PMRT reduced the rate of locoregional recurrence in the early cohort (5-year rate of 9.5% without PMRT and 3.4% with PMRT).

It did not appear to benefit patients treated in the later cohort, with very low 5-year rates of 2.8% without PMRT and 4.2% with PMRT.

This decrease in local recurrence rates is thought to be multifactorial; improvement in adjuvant systemic therapy and from more sensitive clinical and pathologic nodal staging.

Given the low event rates noted for the average patient with N1 breast cancer in the modern era, there is unlikely to be a significant survival advantage from adding PMRT for unselected N1 patients.
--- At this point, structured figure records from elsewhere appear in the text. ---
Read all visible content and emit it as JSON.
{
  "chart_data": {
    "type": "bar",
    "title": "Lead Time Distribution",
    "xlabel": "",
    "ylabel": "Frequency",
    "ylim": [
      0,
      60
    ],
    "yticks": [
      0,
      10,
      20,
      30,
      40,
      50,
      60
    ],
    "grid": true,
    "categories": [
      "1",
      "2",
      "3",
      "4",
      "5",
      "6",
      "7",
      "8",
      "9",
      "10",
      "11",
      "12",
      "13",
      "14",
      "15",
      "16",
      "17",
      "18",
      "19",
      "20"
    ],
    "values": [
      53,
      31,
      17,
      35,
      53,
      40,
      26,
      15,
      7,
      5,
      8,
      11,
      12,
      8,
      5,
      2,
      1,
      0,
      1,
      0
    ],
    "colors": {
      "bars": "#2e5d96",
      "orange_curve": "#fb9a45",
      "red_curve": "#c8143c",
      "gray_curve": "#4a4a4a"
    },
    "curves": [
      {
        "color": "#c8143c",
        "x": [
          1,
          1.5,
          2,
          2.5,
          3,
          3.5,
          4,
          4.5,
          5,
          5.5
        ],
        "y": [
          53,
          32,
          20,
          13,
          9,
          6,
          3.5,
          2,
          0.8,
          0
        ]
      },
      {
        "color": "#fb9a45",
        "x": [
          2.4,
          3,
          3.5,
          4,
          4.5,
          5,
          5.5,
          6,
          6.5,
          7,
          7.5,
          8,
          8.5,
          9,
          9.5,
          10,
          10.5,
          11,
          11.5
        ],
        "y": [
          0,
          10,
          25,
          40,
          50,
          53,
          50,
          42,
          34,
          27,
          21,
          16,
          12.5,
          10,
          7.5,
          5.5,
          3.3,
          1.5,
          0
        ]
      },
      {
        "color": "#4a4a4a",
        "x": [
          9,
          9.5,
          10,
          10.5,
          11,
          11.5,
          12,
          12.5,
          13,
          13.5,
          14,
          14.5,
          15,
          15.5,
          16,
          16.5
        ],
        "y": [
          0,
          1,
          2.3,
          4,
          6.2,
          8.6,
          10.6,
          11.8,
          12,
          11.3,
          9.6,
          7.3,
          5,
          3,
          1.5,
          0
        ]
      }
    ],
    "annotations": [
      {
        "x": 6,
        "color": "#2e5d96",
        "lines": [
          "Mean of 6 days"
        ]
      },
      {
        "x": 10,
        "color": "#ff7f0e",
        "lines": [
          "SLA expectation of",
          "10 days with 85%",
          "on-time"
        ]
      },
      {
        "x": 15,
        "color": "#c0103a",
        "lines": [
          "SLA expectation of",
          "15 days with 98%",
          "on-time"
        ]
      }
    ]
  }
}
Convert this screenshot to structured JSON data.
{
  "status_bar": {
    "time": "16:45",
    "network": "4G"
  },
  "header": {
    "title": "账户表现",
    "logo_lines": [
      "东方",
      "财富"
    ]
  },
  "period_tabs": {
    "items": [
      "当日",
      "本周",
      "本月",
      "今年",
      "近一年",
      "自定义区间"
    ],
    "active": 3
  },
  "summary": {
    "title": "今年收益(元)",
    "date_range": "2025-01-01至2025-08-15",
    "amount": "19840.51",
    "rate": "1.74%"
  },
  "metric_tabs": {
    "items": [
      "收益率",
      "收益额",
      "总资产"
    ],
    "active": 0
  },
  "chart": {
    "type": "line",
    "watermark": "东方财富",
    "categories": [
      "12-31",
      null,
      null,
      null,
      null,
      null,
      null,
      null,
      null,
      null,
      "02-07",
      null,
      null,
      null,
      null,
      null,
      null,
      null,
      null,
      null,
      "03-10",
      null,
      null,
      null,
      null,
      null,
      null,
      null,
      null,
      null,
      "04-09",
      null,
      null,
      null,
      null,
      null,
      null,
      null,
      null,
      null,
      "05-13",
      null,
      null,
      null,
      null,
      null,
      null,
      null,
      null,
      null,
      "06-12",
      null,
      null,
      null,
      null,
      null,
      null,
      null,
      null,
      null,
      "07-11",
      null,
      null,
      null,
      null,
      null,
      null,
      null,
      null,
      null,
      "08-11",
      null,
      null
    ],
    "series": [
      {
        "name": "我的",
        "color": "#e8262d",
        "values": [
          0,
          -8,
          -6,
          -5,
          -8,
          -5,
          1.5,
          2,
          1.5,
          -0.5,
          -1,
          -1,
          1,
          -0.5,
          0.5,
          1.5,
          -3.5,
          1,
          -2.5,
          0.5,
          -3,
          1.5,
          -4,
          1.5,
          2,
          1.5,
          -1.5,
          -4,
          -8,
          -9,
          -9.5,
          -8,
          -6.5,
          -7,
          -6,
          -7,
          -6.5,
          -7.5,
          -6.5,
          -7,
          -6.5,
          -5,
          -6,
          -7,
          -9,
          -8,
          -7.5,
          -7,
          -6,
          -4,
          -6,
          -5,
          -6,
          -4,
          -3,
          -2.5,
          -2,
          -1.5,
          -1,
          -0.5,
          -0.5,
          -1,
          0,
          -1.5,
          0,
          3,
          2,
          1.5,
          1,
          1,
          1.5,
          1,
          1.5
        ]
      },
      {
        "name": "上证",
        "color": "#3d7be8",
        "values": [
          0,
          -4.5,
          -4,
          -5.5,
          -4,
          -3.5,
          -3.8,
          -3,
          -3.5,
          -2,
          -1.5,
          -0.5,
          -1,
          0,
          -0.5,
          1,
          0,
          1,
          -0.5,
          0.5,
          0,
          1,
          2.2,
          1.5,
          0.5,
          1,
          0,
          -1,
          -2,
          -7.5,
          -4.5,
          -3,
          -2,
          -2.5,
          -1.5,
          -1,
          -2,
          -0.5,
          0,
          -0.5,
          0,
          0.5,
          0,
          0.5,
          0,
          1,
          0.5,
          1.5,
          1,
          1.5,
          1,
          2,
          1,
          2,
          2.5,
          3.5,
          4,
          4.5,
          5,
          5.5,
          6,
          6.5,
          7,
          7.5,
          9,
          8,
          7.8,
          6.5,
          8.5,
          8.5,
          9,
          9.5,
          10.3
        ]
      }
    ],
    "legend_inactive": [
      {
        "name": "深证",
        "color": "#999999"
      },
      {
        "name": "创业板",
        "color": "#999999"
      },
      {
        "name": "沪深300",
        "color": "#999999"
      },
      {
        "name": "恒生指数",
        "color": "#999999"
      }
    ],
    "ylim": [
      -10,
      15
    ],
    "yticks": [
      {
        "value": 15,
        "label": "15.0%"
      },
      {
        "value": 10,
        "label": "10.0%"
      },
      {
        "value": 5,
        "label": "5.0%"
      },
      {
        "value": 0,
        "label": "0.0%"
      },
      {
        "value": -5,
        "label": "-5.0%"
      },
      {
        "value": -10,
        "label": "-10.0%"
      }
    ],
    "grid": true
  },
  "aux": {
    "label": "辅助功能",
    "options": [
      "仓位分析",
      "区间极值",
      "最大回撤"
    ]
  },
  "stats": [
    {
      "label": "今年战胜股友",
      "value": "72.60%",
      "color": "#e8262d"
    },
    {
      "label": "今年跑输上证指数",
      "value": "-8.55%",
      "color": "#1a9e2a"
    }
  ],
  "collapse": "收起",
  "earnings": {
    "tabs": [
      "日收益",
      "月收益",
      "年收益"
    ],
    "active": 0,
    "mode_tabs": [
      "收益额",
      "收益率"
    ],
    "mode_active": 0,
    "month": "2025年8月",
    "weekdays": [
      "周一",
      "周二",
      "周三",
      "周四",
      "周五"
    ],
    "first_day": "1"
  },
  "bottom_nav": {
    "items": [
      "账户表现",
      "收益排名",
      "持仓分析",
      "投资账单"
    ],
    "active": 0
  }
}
PMRT decisions in mastectomy patients with one to three positive nodes require consideration of hormone receptor status, tumor biology, and high-risk factors.

In candidates for PMRT, comprehensive radiation to include the supraclavicular region and internal mammary nodes is recommended, based on trials that have shown that this approach yields a significant improvement in disease free survival.

Neoadjuvant chemotherapy has resulted in DFS and OS rates equivalent to those achieved with adjuvant chemotherapy, while yielding a 10% to 30% increase in eligibility for breast conservation treatment.

Response to neoadjuvant chemotherapy represents an additional indicator of prognosis, with pathologic complete response (pCR) in the primary tumor and lymph nodes being associated with significantly improved disease free survival and overall survival.

In the NSABP B-18 and B-27 trials, patients treated with neoadjuvant chemotherapy had a 30% to 40% reduction in axillary node positivity compared with those who received adjuvant chemotherapy.

The ability of neoadjuvant chemotherapy to reduce the extent of axillary disease adds complexity to local therapy decision making.

For patients with clinically node-negative disease, SLNB following neoadjuvant chemotherapy is considered an acceptable approach.

Sentinel node identification and false-negative rates for SLNB after neoadjuvant chemotherapy are similar to those obtained with SLNB at the time of primary surgery.

Patients with clinically node-negative disease and negative SLNB after neoadjuvant chemotherapy do not require further axillary treatment.

In the SENOMAC trial patients who had early stage, node negative breast cancer with one or two macrometastases assigned to completion axillary  lymph node dissection or its omission and receiving standard radiation found no statistical advantage with completion axillary lymph node dissection over sentinel node biopsy only, with regard to recurrence free survival.